Our history/historical fiction book club is meeting soon and chose The Things They Carried by Tim O’Brien, an amazing book that I read in one sitting, wrenching me out of my reading slump.
The book is fiction, but written as an intertwining collection of short stories with a "memoir-like" feel to it, even though it jumps from one point of view to another. The primary narrator is a Vietnam veteran named Tim O’Brien, who has a squishy relationship to the author because it is fiction, not really memoir or autobiography. This gives the whole narrative a real but unreal tone, which meshes with the narrator’s ruminations on the telling of war stories and how-impossible- it-is-to-get-at-the-truth-but-it’s-all-true. It has an immediate feel, even when a character is looking back, and an honest feeling whether or not it’s true.
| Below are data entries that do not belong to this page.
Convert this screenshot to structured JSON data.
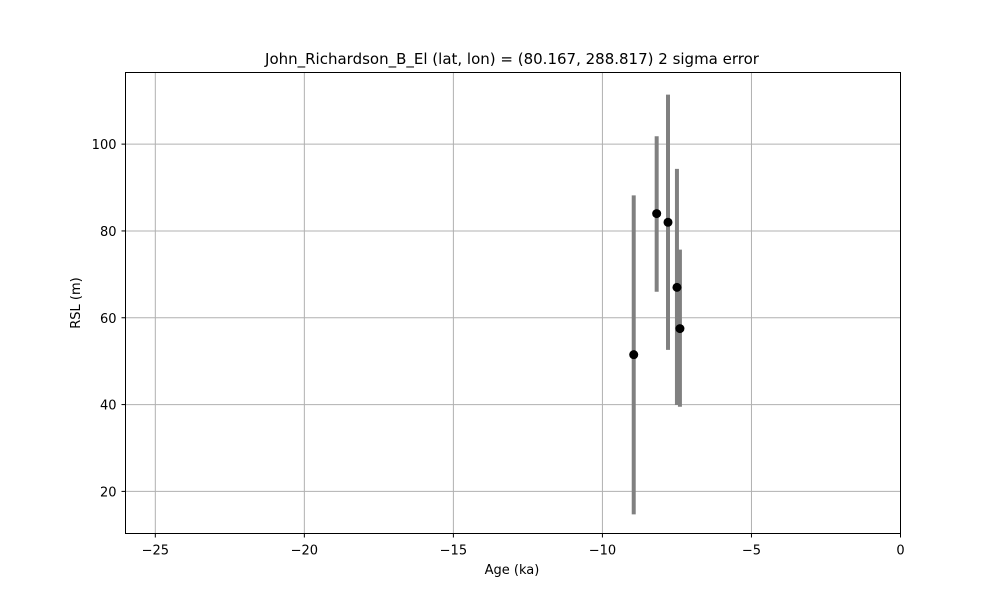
{
  "chart_data": {
    "type": "scatter",
    "title": "John_Richardson_B_El (lat, lon) = (80.167, 288.817)  2 sigma error",
    "xlabel": "Age (ka)",
    "ylabel": "RSL (m)",
    "xlim": [
      -26,
      0
    ],
    "ylim": [
      10.3,
      116.5
    ],
    "xticks": [
      -25,
      -20,
      -15,
      -10,
      -5,
      0
    ],
    "xtick_labels": [
      "−25",
      "−20",
      "−15",
      "−10",
      "−5",
      "0"
    ],
    "yticks": [
      20,
      40,
      60,
      80,
      100
    ],
    "ytick_labels": [
      "20",
      "40",
      "60",
      "80",
      "100"
    ],
    "grid": true,
    "errorbar_color": "#808080",
    "marker_color": "#000000",
    "points": [
      {
        "x": -8.95,
        "y": 51.5,
        "ylow": 14.7,
        "yhigh": 88.2
      },
      {
        "x": -8.18,
        "y": 84.0,
        "ylow": 66.0,
        "yhigh": 101.8
      },
      {
        "x": -7.8,
        "y": 82.0,
        "ylow": 52.6,
        "yhigh": 111.4
      },
      {
        "x": -7.5,
        "y": 67.0,
        "ylow": 39.9,
        "yhigh": 94.3
      },
      {
        "x": -7.4,
        "y": 57.5,
        "ylow": 39.5,
        "yhigh": 75.7
      }
    ]
  }
}
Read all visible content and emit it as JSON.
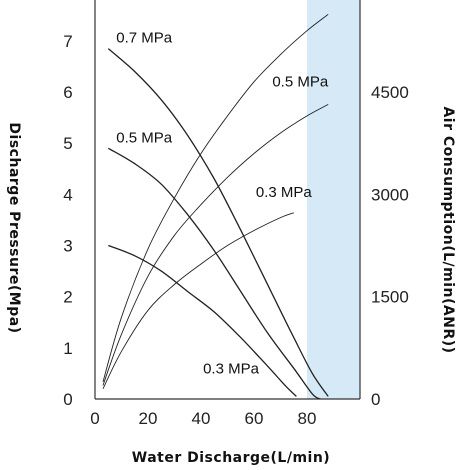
{
  "chart_data": {
    "type": "line",
    "title": "",
    "xlabel": "Water Discharge(L/min)",
    "ylabel": "Discharge Pressure(Mpa)",
    "y2label": "Air Consumption(L/min(ANR))",
    "xlim": [
      0,
      100
    ],
    "ylim": [
      0,
      7.8
    ],
    "y2lim": [
      0,
      5850
    ],
    "x_ticks": [
      0,
      20,
      40,
      60,
      80
    ],
    "y_ticks": [
      0,
      1,
      2,
      3,
      4,
      5,
      6,
      7
    ],
    "y2_ticks": [
      0,
      1500,
      3000,
      4500
    ],
    "shaded_region": {
      "x_from": 80,
      "x_to": 100,
      "color": "#d5e9f6"
    },
    "colors": {
      "curves": "#222222",
      "axis": "#333333",
      "shade": "#d5e9f6"
    },
    "series": [
      {
        "label": "0.7 MPa",
        "axis": "left",
        "kind": "discharge_pressure",
        "x": [
          5,
          15,
          25,
          35,
          45,
          55,
          65,
          75,
          82,
          88
        ],
        "y": [
          6.85,
          6.4,
          5.85,
          5.15,
          4.3,
          3.3,
          2.25,
          1.2,
          0.5,
          0.05
        ]
      },
      {
        "label": "0.5 MPa",
        "axis": "left",
        "kind": "discharge_pressure",
        "x": [
          5,
          15,
          25,
          35,
          45,
          55,
          65,
          75,
          82,
          85
        ],
        "y": [
          4.9,
          4.6,
          4.2,
          3.6,
          2.9,
          2.1,
          1.3,
          0.6,
          0.1,
          0
        ]
      },
      {
        "label": "0.3 MPa",
        "axis": "left",
        "kind": "discharge_pressure",
        "x": [
          5,
          15,
          25,
          35,
          45,
          55,
          65,
          72,
          76
        ],
        "y": [
          3.0,
          2.8,
          2.5,
          2.1,
          1.7,
          1.2,
          0.65,
          0.25,
          0.05
        ]
      },
      {
        "label": "0.7 MPa",
        "axis": "right",
        "kind": "air_consumption",
        "x": [
          3,
          10,
          20,
          30,
          40,
          50,
          60,
          70,
          80,
          88
        ],
        "y": [
          250,
          1200,
          2200,
          2950,
          3600,
          4150,
          4650,
          5050,
          5400,
          5640
        ]
      },
      {
        "label": "0.5 MPa",
        "axis": "right",
        "kind": "air_consumption",
        "x": [
          3,
          10,
          20,
          30,
          40,
          50,
          60,
          70,
          80,
          88
        ],
        "y": [
          200,
          950,
          1800,
          2400,
          2850,
          3250,
          3600,
          3900,
          4150,
          4320
        ]
      },
      {
        "label": "0.3 MPa",
        "axis": "right",
        "kind": "air_consumption",
        "x": [
          3,
          10,
          20,
          30,
          40,
          50,
          60,
          70,
          75
        ],
        "y": [
          150,
          700,
          1300,
          1680,
          1980,
          2250,
          2470,
          2660,
          2730
        ]
      }
    ]
  }
}
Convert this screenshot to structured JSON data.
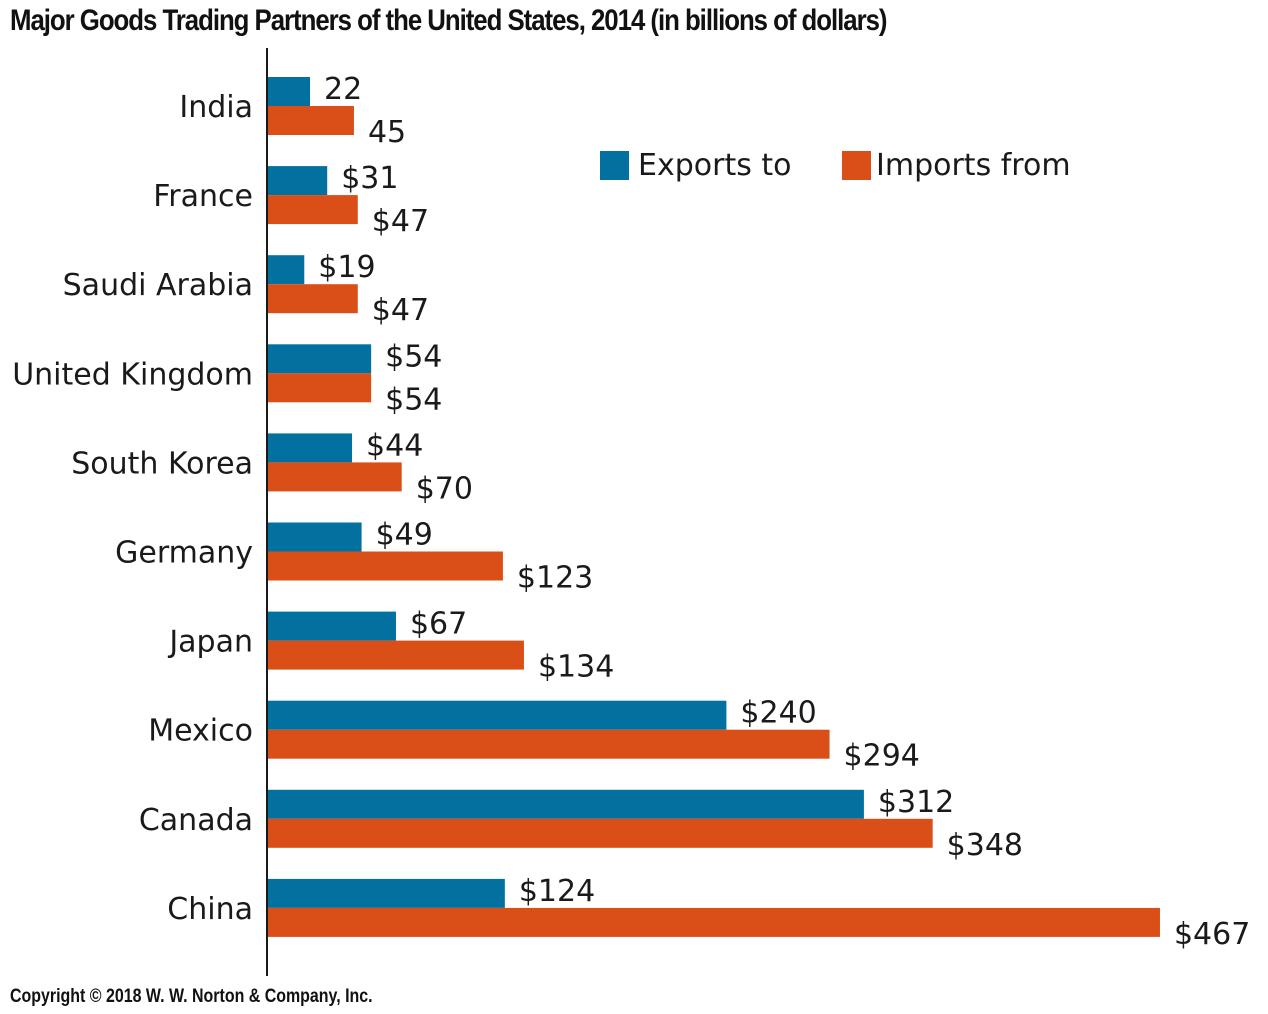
{
  "title": "Major Goods Trading Partners of the United States, 2014 (in billions of dollars)",
  "copyright": "Copyright © 2018 W. W. Norton & Company, Inc.",
  "chart_data": {
    "type": "bar",
    "orientation": "horizontal",
    "title": "Major Goods Trading Partners of the United States, 2014 (in billions of dollars)",
    "xlabel": "",
    "ylabel": "",
    "xlim": [
      0,
      470
    ],
    "grid": false,
    "legend_position": "top-right",
    "categories": [
      "India",
      "France",
      "Saudi Arabia",
      "United Kingdom",
      "South Korea",
      "Germany",
      "Japan",
      "Mexico",
      "Canada",
      "China"
    ],
    "series": [
      {
        "name": "Exports to",
        "color": "#0271a0",
        "values": [
          22,
          31,
          19,
          54,
          44,
          49,
          67,
          240,
          312,
          124
        ],
        "labels": [
          "22",
          "$31",
          "$19",
          "$54",
          "$44",
          "$49",
          "$67",
          "$240",
          "$312",
          "$124"
        ]
      },
      {
        "name": "Imports from",
        "color": "#d94f17",
        "values": [
          45,
          47,
          47,
          54,
          70,
          123,
          134,
          294,
          348,
          467
        ],
        "labels": [
          "45",
          "$47",
          "$47",
          "$54",
          "$70",
          "$123",
          "$134",
          "$294",
          "$348",
          "$467"
        ]
      }
    ]
  }
}
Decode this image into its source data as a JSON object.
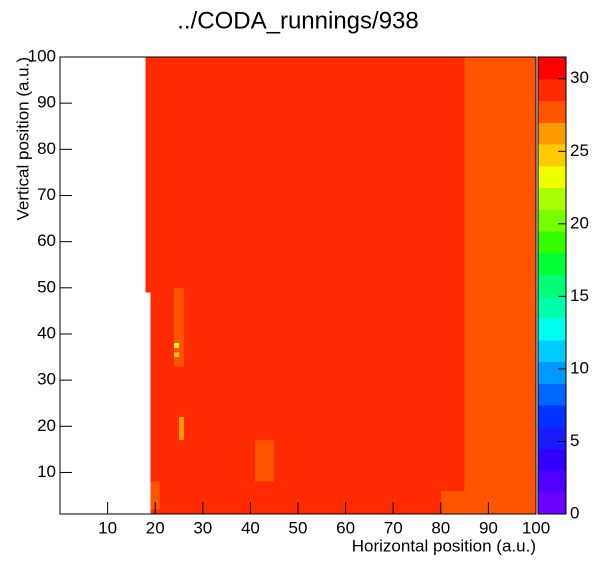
{
  "chart_data": {
    "type": "heatmap",
    "title": "../CODA_runnings/938",
    "x_label": "Horizontal position (a.u.)",
    "y_label": "Vertical position (a.u.)",
    "xlim": [
      0,
      100
    ],
    "xticks": [
      10,
      20,
      30,
      40,
      50,
      60,
      70,
      80,
      90,
      100
    ],
    "ylim": [
      1,
      100
    ],
    "yticks": [
      10,
      20,
      30,
      40,
      50,
      60,
      70,
      80,
      90,
      100
    ],
    "zlim": [
      0,
      31.5
    ],
    "zticks": [
      0,
      5,
      10,
      15,
      20,
      25,
      30
    ],
    "palette": [
      "#6a00ff",
      "#5000ff",
      "#3300ff",
      "#1a1aff",
      "#0033ff",
      "#0066ff",
      "#0099ff",
      "#00ccff",
      "#00ffee",
      "#00ffaa",
      "#00ff77",
      "#00ff33",
      "#33ff00",
      "#77ff00",
      "#aaff00",
      "#eeff00",
      "#ffcc00",
      "#ff9900",
      "#ff5500",
      "#ff2a00",
      "#ff0000"
    ],
    "regions": [
      {
        "x": [
          18,
          85
        ],
        "y": [
          49,
          100
        ],
        "value": 30.5
      },
      {
        "x": [
          19,
          85
        ],
        "y": [
          1,
          49
        ],
        "value": 30.5
      },
      {
        "x": [
          85,
          100
        ],
        "y": [
          1,
          100
        ],
        "value": 28.5
      },
      {
        "x": [
          24,
          26
        ],
        "y": [
          33,
          50
        ],
        "value": 28.5
      },
      {
        "x": [
          25,
          26
        ],
        "y": [
          17,
          22
        ],
        "value": 27
      },
      {
        "x": [
          41,
          45
        ],
        "y": [
          8,
          17
        ],
        "value": 28.5
      },
      {
        "x": [
          19,
          21
        ],
        "y": [
          2,
          8
        ],
        "value": 28.5
      },
      {
        "x": [
          80,
          85
        ],
        "y": [
          1,
          6
        ],
        "value": 28.5
      },
      {
        "x": [
          24,
          25
        ],
        "y": [
          37,
          38
        ],
        "value": 24
      },
      {
        "x": [
          24,
          25
        ],
        "y": [
          35,
          36
        ],
        "value": 25.5
      }
    ]
  }
}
Each chapter is a story in itself, anecdotes about a company of soldiers in Vietnam. Reminiscent in a way of All Quiet on the Western Front, these are very young men who don’t really have a "big picture" view of the war, who are focused on personal survival and the survival of their buddies. It shows the awfulness of war: its tedium, terror, discomfort, dehumanization, guilt, and ongoing trauma, as well as the closeness of the interpersonal bonds and the giddiness that comes with surviving.
The writing is beautifully stark and evocative. The characters, though presented in snapshots, end up fully realized.
Even for those who don’t think they would be interested in Vietnam War fiction (I didn’t think I would be), this book is a should-read.